Der Bund hat der Revisionswerberin Aufwendungen in der Höhe von € 1.346,40 binnen zwei Wochen bei sonstiger Exekution zu ersetzen.
1 Die Revisionswerberin stand als Justizwachebeamtin in einem öffentlich rechtlichen Dienstverhältnis zum Bund. Mit Bescheid vom 20. Juni 2022 wurde sie von Amts wegen gemäß § 14 Abs. 1, 2 und 4 Beamten Dienstrechtsgesetz 1979 (BDG 1979) mit Ablauf des Monats, mit dem dieser Bescheid rechtskräftig wird, in den Ruhestand versetzt.

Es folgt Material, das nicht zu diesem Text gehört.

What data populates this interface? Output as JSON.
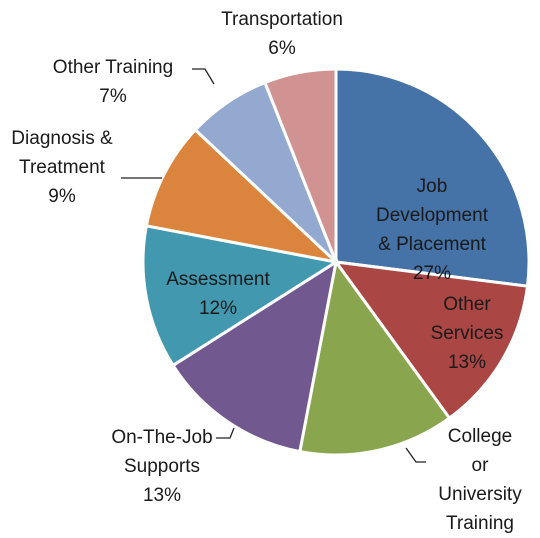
{
  "chart_data": {
    "type": "pie",
    "categories": [
      "Job Development\n& Placement",
      "Other\nServices",
      "College or\nUniversity\nTraining",
      "On-The-Job\nSupports",
      "Assessment",
      "Diagnosis &\nTreatment",
      "Other Training",
      "Transportation"
    ],
    "values": [
      27,
      13,
      13,
      13,
      12,
      9,
      7,
      6
    ],
    "value_labels": [
      "27%",
      "13%",
      null,
      "13%",
      "12%",
      "9%",
      "7%",
      "6%"
    ],
    "colors": [
      "#4572a7",
      "#aa4643",
      "#89a54e",
      "#71588f",
      "#4198af",
      "#db843d",
      "#93a9cf",
      "#d19392"
    ]
  }
}
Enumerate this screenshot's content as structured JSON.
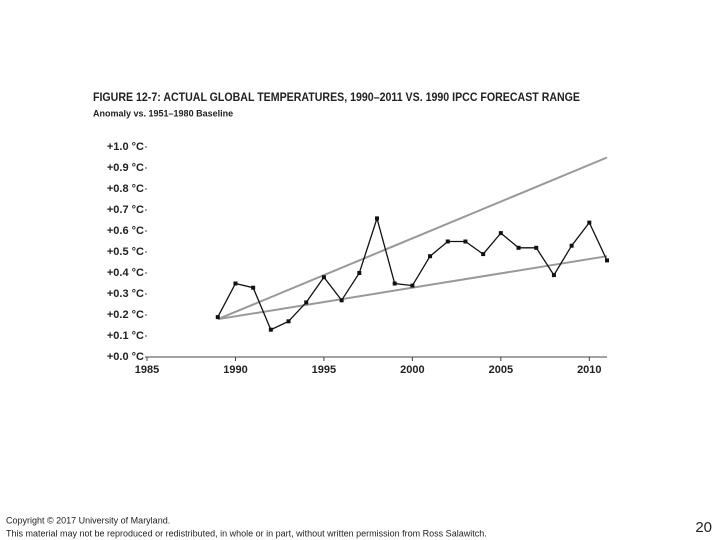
{
  "chart_data": {
    "type": "line",
    "title": "FIGURE 12-7: ACTUAL GLOBAL TEMPERATURES, 1990–2011 VS. 1990 IPCC FORECAST RANGE",
    "subtitle": "Anomaly vs. 1951–1980 Baseline",
    "xlim": [
      1985,
      2011
    ],
    "xticks": [
      1985,
      1990,
      1995,
      2000,
      2005,
      2010
    ],
    "ylim": [
      0,
      1.0
    ],
    "yticks": [
      {
        "value": 0.0,
        "label": "+0.0 °C"
      },
      {
        "value": 0.1,
        "label": "+0.1 °C"
      },
      {
        "value": 0.2,
        "label": "+0.2 °C"
      },
      {
        "value": 0.3,
        "label": "+0.3 °C"
      },
      {
        "value": 0.4,
        "label": "+0.4 °C"
      },
      {
        "value": 0.5,
        "label": "+0.5 °C"
      },
      {
        "value": 0.6,
        "label": "+0.6 °C"
      },
      {
        "value": 0.7,
        "label": "+0.7 °C"
      },
      {
        "value": 0.8,
        "label": "+0.8 °C"
      },
      {
        "value": 0.9,
        "label": "+0.9 °C"
      },
      {
        "value": 1.0,
        "label": "+1.0 °C"
      }
    ],
    "series": [
      {
        "color": "#999999",
        "x": [
          1989,
          2011
        ],
        "values": [
          0.18,
          0.95
        ]
      },
      {
        "color": "#999999",
        "x": [
          1989,
          2011
        ],
        "values": [
          0.18,
          0.48
        ]
      },
      {
        "color": "#111111",
        "markers": true,
        "x": [
          1989,
          1990,
          1991,
          1992,
          1993,
          1994,
          1995,
          1996,
          1997,
          1998,
          1999,
          2000,
          2001,
          2002,
          2003,
          2004,
          2005,
          2006,
          2007,
          2008,
          2009,
          2010,
          2011
        ],
        "values": [
          0.19,
          0.35,
          0.33,
          0.13,
          0.17,
          0.26,
          0.38,
          0.27,
          0.4,
          0.66,
          0.35,
          0.34,
          0.48,
          0.55,
          0.55,
          0.49,
          0.59,
          0.52,
          0.52,
          0.39,
          0.53,
          0.64,
          0.46
        ]
      }
    ]
  },
  "footer": {
    "copyright": "Copyright © 2017 University of Maryland.",
    "notice": "This material may not be reproduced or redistributed, in whole or in part, without written permission from Ross Salawitch.",
    "page": "20"
  }
}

2 In der Begründung des Bescheides wurde Folgendes ausgeführt:
3 Die Revisionswerberin sei Justizwachebeamtin der Verwendungsgruppe E2b (Ergänzungseinreihung Verwendungsgruppe E2a) und stehe in der Justizanstalt Wien Simmering (Dienstführende in Einsatzfunktion, Bewertung E2a/GL) in Verwendung. Sie habe turnusweise Tag , Nacht , Sonn und Feiertagsdienst zu versehen. Ihr Arbeitsplatz beinhalte die folgenden Aufgaben: „Dienst Gefangenenabteilung“, „Außen und Innensicherung“, „Eskorten / Vorführungen / Vorführkommandantin“, „Besuchsüberwachung“, „Betreuung / Fortbildung“ und „kurzfristige Vertretung der ständigen Bereichsbeamten“. Als „Allgemeine physische und psychische Anforderungen, denen Exekutivbedienstete in Justizanstalten entsprechen müssen, um den Anforderungen für folgende Tätigkeiten zu genügen“ seien die folgenden anzusehen: „Dienst im Schicht und Wechseldienst bei zeitweiser Beanspruchung während der Nachtstunden, und zwar mit unregelmäßigen und höchstens einigen Stunden umfassenden, häufig aber gekürzten Erholungsphasen“; „Volle Funktionsfähigkeit aller Sinnesorgane zur Wahrnehmung physischer Gefahren, das heißt uneingeschränkter Gesichtssinn, Geruchssinn und Gehörsinn“; „Körperliche Konstitution und Kondition, die längeres Stehen und Sitzen und jederzeit ohne Vorbereitung volle körperliche Einsatzfähigkeit erlaubt, uneingeschränkte Verfügung der physischen und psychischen Voraussetzungen zur Anwendung einsatzbezogener Kraft, und zwar mit und ohne Dienstwaffen“; „Volle physische und psychische Verfügbarkeit der Voraussetzungen zum Führen und dem Einsatz der Dienstwaffen, das sind derzeit mindergefährliche Abwehrwaffen, Reizstoffsprühgerät, Handfeuerwaffe, Langwaffe und Elektroschockgerät“; „Ohne Vorbereitungszeit (Aufwärmzeit) körperliche Fähigkeit zur Nacheile (Laufen, um einen Flüchtenden einzuholen)“; „Uneingeschränkte Fähigkeit, Entscheidungen unter Zeitdruck oder sonst unter situativ bedingtem Stress (Gefahrensituationen mit drohender Gewalt) zu treffen“.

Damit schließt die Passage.